One last sip. Cheris put the teacup down and stretched. She was twisting to the left when the grid’s impersonal voice said, “Incoming message.” The communications panel turned black, with the ashhawk-and-sword emblem of Kel Command in blazing bright gold.
Cheris put her uniform in full formal. “I can receive the message now,” she said to the grid as she faced the panel.
It was Subcommand Two, wearing her face again. “General Shuos Jedao,” it said, as if it could see him standing there. For all she knew, it could. “Captain Kel Cheris.”
Cheris was already saluting.
“Try not to let on that its face bothers you so much,” Jedao said. “It’s a bad habit to let people read you so easily.”
She didn’t like the fact that he was giving her advice, especially of that nature, during a communication from Kel Command. Even if there would undoubtedly be more of that in the days to come.
“At ease,” Subcommand Two said, and only then Cheris was sure it couldn’t hear Jedao. “I think you know what this is about. Due to the general’s inability to manifest physically, Captain, you are going to have to serve as his hands and his voice. To facilitate this, Kel Command is brevetting you to general for the duration of the campaign.”
Cheris had expe
cted to feel something – discomfort, elation, confusion – but all that came was weariness.
“I also have one other piece of information you might find helpful.”
Cheris tensed.
“Readings suggest the heretics are keying their regime to seven as their central integer. You’ll have better data sooner than we will, but keep that in mind.”
Seven. Were they suggesting a revival of the Liozh heresy? She wished she had paid more attention during the obligatory history survey her first year in academy. As it stood, she had done well in all her courses, but some of them had gone clean out of her head as soon as she got her grades back.
“That’s all. Best wishes.” The panel went blank.
“This is not good news,” Cheris said.
“We already knew that,” Jedao said. “Ah – your uniform, Cheris. Take care of it before you forget.”
Kel Command had ordered it. There was no need to feel like a cadet embarking on a tasteless prank, but she did anyway. “Brevetted rank, general,” she said. The uniform replaced the captain’s talon with a general’s wings.
“I want to take another look at the high officers in the swarm,” Jedao said. “I hope I’m not the only one nervous about the Vidona.”

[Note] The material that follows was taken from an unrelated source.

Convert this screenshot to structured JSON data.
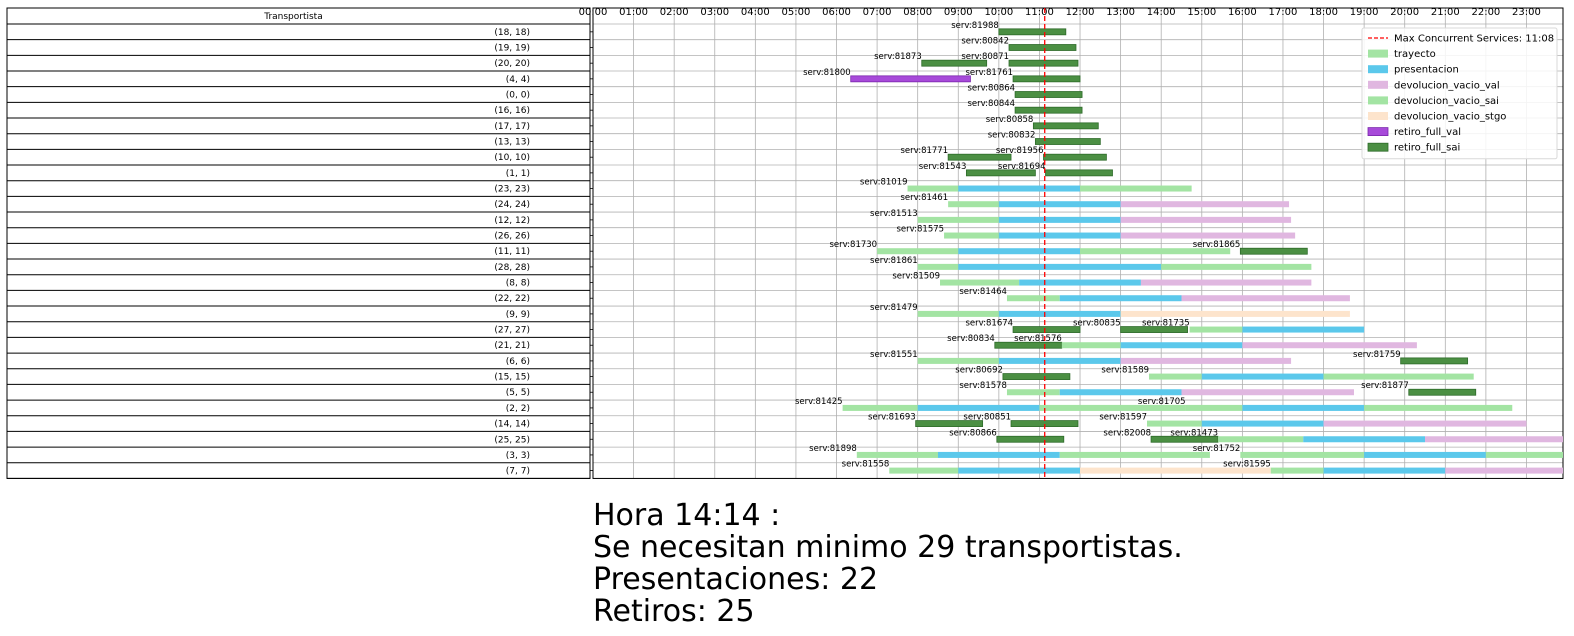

Starvation Hound was commanded by Vidona Diaiya, who had a reputation for finding loopholes in orders. It was unusual for a Vidona to rise to command in the Kel military. Like most citizens, Cheris had a healthy respect for the Vidona, who were responsible for disseminating Doctrine and reeducating dissidents, but she preferred to respect them from a distance. “Commander Diaiya has a lot of commendations,” she said, determined to avoid unnecessary trouble.
“They were very carefully worded,” Jedao said. “I imagine she has high connections.”
“That can’t be the only explanation,” Cheris said. “Besides, if it’s not her, then we have to go with Simplicity Eye or Six Spires Standing.” The former had a commander with two reprimands for “excessive brutality,” which Cheris hadn’t even known Kel Command cared about. The latter was overdue for repairs.
“Yes, bad options all around,” Jedao said. “Diaiya, then. We’ll have to watch her carefully, but I might have a use for her anyway. And we’ll need Colonel Ragath’s cooperation. I’ve flagged a couple of his Nirai as potential problems, but we’re going to have to rely on him to keep them from getting creative.” He gave her the names.